It’s important to do your homework and evaluate your options before taking out a subprime loan. Taking out these loans can be risky. But there are ways to address these risks and put yourself in a position to get out of subprime territory. For instance, start by making sure you’re going into the lending process with the highest possible credit score. You may be able to give your score a boost by reviewing your credit report and disputing errors or incorrect information that are dragging your score down. Incorrect information is more common than most people realize. 

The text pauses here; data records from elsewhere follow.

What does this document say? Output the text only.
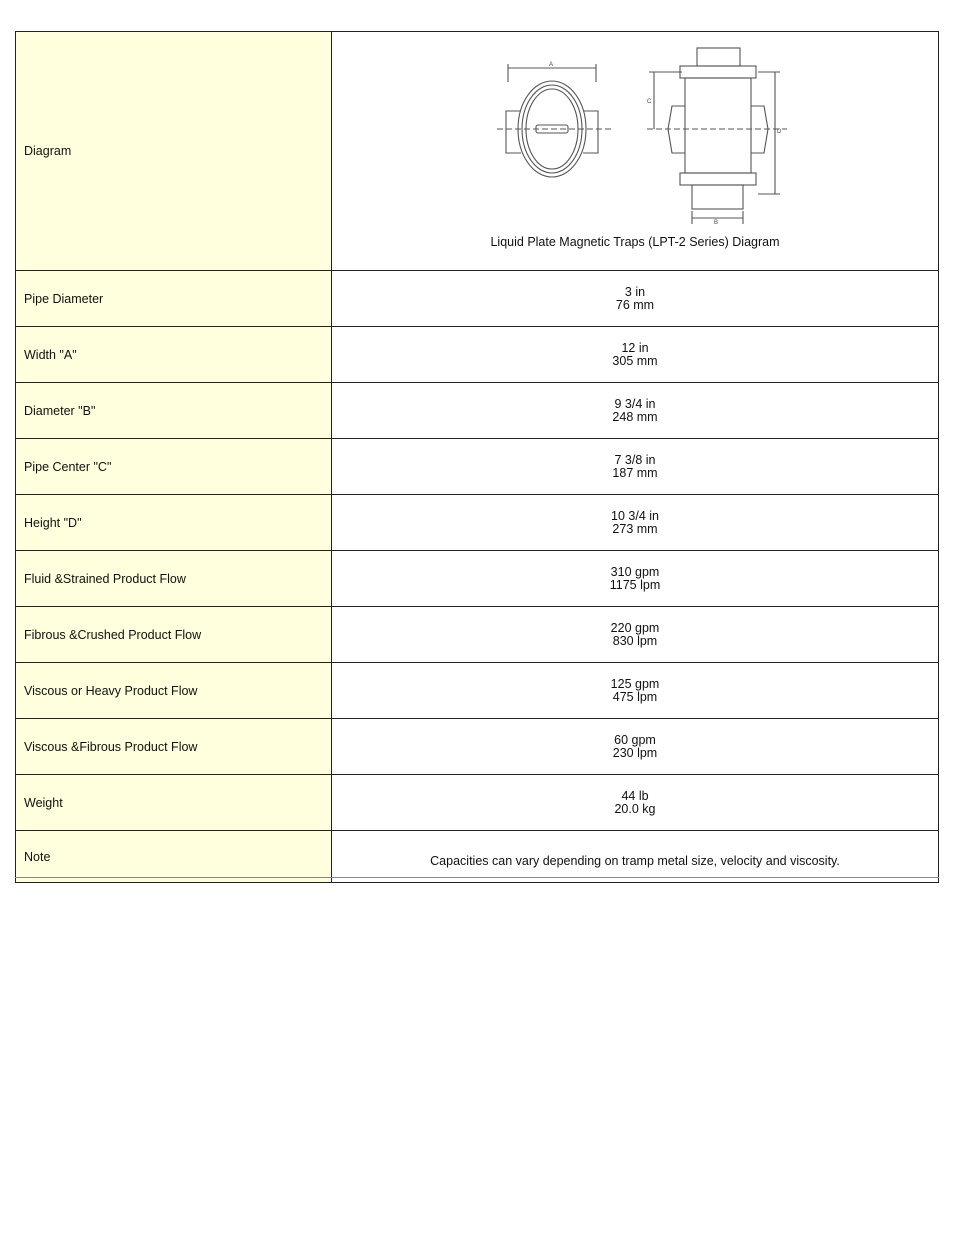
Diagram	A
C
D
B
Liquid Plate Magnetic Traps (LPT-2 Series) Diagram

Pipe Diameter	3 in
76 mm

Width "A"	12 in
305 mm

Diameter "B"	9 3/4 in
248 mm

Pipe Center "C"	7 3/8 in
187 mm

Height "D"	10 3/4 in
273 mm

Fluid &Strained Product Flow	310 gpm
1175 lpm

Fibrous &Crushed Product Flow	220 gpm
830 lpm

Viscous or Heavy Product Flow	125 gpm
475 lpm

Viscous &Fibrous Product Flow	60 gpm
230 lpm

Weight	44 lb
20.0 kg

Note	Capacities can vary depending on tramp metal size, velocity and viscosity.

If your score is as high as it’s going to be when it comes time to buy your car, make sure you know what monthly payment you can afford. Knowing your monthly income and expenses and using this information to make a simple budget is a good way to make sure you’ll have enough money to make your car payments. Ask the lender about the payment structure. If you need to make a weekly payment unsteady of a monthly one, this might be unmanageable, for example. 

Remember to account for the total cost of car ownership

Also, don’t forget to account for the added expenses of car ownership. In addition to your car loan payment, you’ll need to have enough to cover auto insurance, gas, maintenance, and repairs. If all these expenses add up to more than you can afford, you may need to wait to buy a car or look for a lower-priced option. Remember that if you miss even a single payment on the loan, the lender can repossess your car. This will cause further damage to your credit score, so avoid it at all costs. 

Let's Summarize... 

If you’re in the market for a car but have bad credit, you may have to take out a subprime auto loan to purchase a new or used vehicle. Subprime auto loans give people a second chance at getting a car if they’ve been rejected for a traditional auto loan. 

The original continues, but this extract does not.